I must start out by saying that I am neither a film student nor a film critic, I do enjoy films though (that counts, right?). I recently attended the premier of the film When the Ice Goes Out at Ryerson’s School of Image Arts. This is a film by Jeremy Leach and Wendy Snyder MacNeil, both accomplished artists in their fields in the United States. Leach is a freelance filmmaker and a directory of photography and has worked on several award winning television programs and documentaries. Leach is also the founder of the production company Lost City Pictures which produced this film and several other independent films and educational media. MacNeil began her career as a photographer before switching to film-making for which she has been recognized by the Academy of Motion Picture Arts and Sciences. MacNeil’s photos and films are also currently showing until April 10 as The Light Inside exhibition at the Ryerson Image Centre in association with When the Ice Goes Out. The film stars Gore Abrams as the main character Jakob and Jazimina MacNeil as his childhood friend Cedar. Now to the film itself.
The premise of the film is of a young man’s journey alone back to his childhood imaginary sanctuary. His life has fallen away, he has no apparent relationships or interests, and all that remains is a desire for what he had as a child. We know nothing of Jeremy’s world, we know that he and Cedar live in the same rooming house and that she refuses to see him so he must watch her from a far and live with the pain of a life in alienation. The film documents Jakob’s trip back to where he came from and his search for a world that never existed. Jeremy must travel through harsh nature and face his ghosts to make it back to where he, at one time, was happy. There is no dialogue so the film relies on natural sounds and imagery to tell the story and move the plot, this is also where the name comes from. The thawing of ice makes a deep rumbling and crackling sound which permeates the film. Now what did I think?

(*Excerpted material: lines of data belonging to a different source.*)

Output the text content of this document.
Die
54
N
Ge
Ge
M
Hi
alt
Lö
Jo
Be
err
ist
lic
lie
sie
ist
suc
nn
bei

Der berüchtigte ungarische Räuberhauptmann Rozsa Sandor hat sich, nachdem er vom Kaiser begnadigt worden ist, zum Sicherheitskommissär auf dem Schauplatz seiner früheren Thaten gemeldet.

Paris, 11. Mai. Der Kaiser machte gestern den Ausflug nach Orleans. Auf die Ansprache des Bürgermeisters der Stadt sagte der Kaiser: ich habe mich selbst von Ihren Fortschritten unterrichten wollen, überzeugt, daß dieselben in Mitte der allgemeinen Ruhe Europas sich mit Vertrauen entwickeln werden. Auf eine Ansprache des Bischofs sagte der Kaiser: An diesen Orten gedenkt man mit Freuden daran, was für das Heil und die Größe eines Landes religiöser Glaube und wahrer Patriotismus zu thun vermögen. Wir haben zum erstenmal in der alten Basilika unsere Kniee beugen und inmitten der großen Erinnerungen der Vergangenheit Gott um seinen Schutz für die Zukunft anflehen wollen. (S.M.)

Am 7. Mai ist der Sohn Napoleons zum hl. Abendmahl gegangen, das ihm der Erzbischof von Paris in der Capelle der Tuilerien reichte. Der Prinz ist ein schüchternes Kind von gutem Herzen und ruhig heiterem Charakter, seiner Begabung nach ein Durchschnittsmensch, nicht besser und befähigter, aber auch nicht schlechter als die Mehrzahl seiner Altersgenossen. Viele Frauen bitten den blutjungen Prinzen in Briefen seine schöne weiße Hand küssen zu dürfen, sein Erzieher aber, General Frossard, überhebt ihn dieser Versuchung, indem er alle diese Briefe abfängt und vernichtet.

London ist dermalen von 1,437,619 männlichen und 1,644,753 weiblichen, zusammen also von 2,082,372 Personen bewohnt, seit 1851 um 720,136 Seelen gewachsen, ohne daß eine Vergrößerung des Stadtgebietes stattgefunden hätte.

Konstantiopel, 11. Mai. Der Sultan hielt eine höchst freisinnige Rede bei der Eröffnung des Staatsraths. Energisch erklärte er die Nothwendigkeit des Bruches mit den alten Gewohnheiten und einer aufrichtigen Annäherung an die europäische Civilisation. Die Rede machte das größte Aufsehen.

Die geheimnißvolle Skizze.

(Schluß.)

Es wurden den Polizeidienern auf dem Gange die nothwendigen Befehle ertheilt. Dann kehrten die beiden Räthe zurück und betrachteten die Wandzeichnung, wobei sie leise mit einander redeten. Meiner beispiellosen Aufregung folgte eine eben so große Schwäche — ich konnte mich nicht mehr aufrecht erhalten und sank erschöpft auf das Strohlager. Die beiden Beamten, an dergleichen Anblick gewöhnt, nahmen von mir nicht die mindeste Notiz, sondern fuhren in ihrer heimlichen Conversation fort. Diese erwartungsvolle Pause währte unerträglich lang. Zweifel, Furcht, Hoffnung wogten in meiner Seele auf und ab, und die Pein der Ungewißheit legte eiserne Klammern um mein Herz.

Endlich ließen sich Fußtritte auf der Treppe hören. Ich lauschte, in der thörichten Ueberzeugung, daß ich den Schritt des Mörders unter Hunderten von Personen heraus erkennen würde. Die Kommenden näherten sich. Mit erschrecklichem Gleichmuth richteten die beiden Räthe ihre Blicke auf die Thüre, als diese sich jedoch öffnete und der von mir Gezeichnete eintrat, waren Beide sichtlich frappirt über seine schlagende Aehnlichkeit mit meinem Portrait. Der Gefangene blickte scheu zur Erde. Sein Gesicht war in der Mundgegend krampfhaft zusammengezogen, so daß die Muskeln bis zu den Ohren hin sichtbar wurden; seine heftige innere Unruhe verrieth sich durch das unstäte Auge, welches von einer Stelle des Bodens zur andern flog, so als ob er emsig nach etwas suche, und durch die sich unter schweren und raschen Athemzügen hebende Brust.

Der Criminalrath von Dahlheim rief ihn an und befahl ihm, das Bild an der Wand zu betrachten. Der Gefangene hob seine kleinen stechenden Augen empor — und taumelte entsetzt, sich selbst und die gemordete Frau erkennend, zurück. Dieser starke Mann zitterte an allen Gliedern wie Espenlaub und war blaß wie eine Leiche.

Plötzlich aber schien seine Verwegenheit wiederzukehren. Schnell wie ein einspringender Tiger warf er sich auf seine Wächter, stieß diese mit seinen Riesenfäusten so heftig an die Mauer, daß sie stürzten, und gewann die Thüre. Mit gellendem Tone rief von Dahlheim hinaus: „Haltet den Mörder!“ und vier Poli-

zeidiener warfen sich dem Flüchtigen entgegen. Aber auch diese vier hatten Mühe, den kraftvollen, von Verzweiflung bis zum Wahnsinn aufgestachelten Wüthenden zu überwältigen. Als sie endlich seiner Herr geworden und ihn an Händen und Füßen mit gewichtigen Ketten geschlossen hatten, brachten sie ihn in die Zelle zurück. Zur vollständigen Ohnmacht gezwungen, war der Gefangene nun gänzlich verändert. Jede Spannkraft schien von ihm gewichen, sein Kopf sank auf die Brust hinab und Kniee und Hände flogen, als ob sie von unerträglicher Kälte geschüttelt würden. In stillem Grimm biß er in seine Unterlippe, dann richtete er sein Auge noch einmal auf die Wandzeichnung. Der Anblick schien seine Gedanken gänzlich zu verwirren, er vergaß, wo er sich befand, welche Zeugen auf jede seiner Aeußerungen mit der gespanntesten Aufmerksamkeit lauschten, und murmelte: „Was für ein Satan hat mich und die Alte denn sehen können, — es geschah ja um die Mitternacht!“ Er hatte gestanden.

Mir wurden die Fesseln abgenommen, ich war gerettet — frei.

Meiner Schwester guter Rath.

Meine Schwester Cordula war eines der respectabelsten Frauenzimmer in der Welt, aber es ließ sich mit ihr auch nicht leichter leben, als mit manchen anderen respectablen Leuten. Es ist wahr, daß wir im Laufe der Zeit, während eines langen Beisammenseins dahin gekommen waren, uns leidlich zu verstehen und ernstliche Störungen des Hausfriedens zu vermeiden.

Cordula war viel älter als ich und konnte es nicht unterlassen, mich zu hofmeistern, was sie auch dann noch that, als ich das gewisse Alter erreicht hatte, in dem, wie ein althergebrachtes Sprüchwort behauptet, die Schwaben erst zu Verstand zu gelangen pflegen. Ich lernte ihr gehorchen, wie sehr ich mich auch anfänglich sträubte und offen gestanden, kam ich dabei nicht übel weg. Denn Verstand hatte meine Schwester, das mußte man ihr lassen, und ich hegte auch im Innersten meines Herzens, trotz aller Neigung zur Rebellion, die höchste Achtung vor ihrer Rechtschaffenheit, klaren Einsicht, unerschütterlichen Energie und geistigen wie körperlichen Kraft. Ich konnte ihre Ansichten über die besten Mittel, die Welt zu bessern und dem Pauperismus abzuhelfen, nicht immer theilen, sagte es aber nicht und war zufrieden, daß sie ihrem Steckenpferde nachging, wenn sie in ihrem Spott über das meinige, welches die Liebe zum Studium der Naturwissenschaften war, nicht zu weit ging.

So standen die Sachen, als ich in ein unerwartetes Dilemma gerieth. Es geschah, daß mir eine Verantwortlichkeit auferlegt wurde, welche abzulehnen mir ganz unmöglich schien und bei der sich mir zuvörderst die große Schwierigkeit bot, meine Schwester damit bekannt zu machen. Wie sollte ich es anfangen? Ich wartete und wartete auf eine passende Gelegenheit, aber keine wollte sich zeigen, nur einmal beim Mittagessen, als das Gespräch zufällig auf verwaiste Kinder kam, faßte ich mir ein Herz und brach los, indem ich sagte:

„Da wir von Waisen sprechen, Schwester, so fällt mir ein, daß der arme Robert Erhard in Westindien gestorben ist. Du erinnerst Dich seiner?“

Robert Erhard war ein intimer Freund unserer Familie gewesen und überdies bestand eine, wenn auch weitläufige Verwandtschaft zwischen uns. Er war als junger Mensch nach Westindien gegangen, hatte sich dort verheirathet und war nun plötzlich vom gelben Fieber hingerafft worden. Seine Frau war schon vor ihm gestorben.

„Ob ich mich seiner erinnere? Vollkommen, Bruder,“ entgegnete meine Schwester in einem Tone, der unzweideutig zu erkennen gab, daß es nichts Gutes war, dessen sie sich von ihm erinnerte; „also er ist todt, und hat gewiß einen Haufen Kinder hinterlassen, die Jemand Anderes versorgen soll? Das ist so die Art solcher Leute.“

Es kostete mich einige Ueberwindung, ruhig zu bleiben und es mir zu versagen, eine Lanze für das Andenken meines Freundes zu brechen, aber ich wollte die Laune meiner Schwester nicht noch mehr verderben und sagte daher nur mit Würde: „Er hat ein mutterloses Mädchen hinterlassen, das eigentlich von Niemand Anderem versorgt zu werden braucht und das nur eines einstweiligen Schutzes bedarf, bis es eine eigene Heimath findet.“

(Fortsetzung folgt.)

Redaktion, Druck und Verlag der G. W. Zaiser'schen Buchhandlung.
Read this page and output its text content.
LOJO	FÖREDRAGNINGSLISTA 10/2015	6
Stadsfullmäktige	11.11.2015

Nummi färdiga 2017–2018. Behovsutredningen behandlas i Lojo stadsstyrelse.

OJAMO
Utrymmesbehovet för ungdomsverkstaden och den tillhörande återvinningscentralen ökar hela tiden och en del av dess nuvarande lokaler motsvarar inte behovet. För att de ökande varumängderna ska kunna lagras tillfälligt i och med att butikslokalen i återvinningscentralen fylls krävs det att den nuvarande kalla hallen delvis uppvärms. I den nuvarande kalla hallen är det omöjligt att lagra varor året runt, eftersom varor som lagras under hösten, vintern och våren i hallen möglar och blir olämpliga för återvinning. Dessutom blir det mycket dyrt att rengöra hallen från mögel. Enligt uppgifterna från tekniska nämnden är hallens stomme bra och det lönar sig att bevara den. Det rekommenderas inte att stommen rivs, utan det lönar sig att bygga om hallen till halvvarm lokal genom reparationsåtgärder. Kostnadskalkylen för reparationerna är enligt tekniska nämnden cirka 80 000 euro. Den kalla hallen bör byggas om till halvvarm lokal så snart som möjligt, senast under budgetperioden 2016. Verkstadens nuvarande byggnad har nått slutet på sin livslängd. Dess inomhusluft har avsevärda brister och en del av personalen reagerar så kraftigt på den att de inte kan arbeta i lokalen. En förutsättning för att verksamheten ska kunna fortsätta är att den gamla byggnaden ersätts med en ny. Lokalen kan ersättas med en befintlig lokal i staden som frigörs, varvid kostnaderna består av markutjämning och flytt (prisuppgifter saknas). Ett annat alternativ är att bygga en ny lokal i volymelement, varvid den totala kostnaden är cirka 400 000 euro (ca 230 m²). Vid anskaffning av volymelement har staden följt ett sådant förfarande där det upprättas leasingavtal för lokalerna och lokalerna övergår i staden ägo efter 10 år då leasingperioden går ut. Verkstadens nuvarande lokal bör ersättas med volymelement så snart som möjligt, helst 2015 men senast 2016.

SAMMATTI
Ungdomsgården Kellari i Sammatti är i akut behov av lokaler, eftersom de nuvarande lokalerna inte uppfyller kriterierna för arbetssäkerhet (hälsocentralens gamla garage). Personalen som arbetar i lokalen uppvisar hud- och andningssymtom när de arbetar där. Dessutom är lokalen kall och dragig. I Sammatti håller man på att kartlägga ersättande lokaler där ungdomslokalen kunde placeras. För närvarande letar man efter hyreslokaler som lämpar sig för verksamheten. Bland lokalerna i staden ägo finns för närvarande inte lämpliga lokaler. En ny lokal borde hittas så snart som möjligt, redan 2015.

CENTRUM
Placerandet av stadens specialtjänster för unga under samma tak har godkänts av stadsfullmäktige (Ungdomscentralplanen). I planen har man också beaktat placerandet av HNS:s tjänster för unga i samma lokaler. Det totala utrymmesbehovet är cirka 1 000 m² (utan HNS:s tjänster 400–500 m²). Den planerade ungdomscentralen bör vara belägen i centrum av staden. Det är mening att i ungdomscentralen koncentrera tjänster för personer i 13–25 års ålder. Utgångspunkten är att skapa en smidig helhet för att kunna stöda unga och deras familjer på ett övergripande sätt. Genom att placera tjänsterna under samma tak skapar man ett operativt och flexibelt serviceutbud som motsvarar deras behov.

I am not a lover of independent films or much of a viewer I must admit. However, as part of an initiative to include more arts and culture into my diet I chose to go to this film screening. Unfortunately, I cannot say that this film piqued my interest in independent films, in fact it may have killed it. I enjoy the use of symbolism and imagery to tell parts of a story but it is very difficult to sit through 80 minutes of dry and slow filming with no dialogue and no idea of any story. I felt the viewer was kept out of the story, kept out of Jakob’s life. We are not allowed to enter Jakob’s journey, we are only allowed to view it from a far. We have no idea where he is going, what he is thinking, what he is doing, or why he is doing it. This leaves us not knowing what to feel because we don’t know Jakob or understand his actions, he is not relatable; I felt nothing but pity for Jakob, perhaps that’s all I was supposed to feel. The film was stripped bare so we are left with sound and imagery and no real story, merely a peak into something that cannot be made sense of until the artist explains it. Leach stated that originally there was a lot of dialogue and a story was developed but it was taken out on purpose. Leach did not give much of an explanation as to why but I feel that perhaps this was done to reinforce the loneliness and isolation of Jakob, he’s even alienated by us. This is an issue I have with the film, why I am left to explain and create the story? This film was a collection of symbols that were strung together with no connectors but a vague framework that was so flimsy it could be knocked over with a feather. This film could have been about anything, we only know it was about a journey to return to childhood because we are told so by the director. The film cannot stand on its own, it needs the support of its creators to give it life and a reason for existence, to make sense of it.
I cannot say for sure why this film was created or what it was intended to do, it is also not my place to answer those questions. Perhaps there is no reason for the film. Art doesn’t need a reason to exist. I can say that it left me confused, disappointed, and wanting. I can also say the only entertainment I derived from watching this film was trying to figure out what was happening and why, which can be pretty fun when you are trapped in the dark both actually and figuratively. If I was forced to watch this film again I would probably fall asleep like the man down the aisle did and jump out of my seat and out the door during the credits as another viewer did. However, I won’t let this film stop me from seeing the Light Inside exhibit as MacNeil’s photographic talents and prowess are put to fantastic use in this film.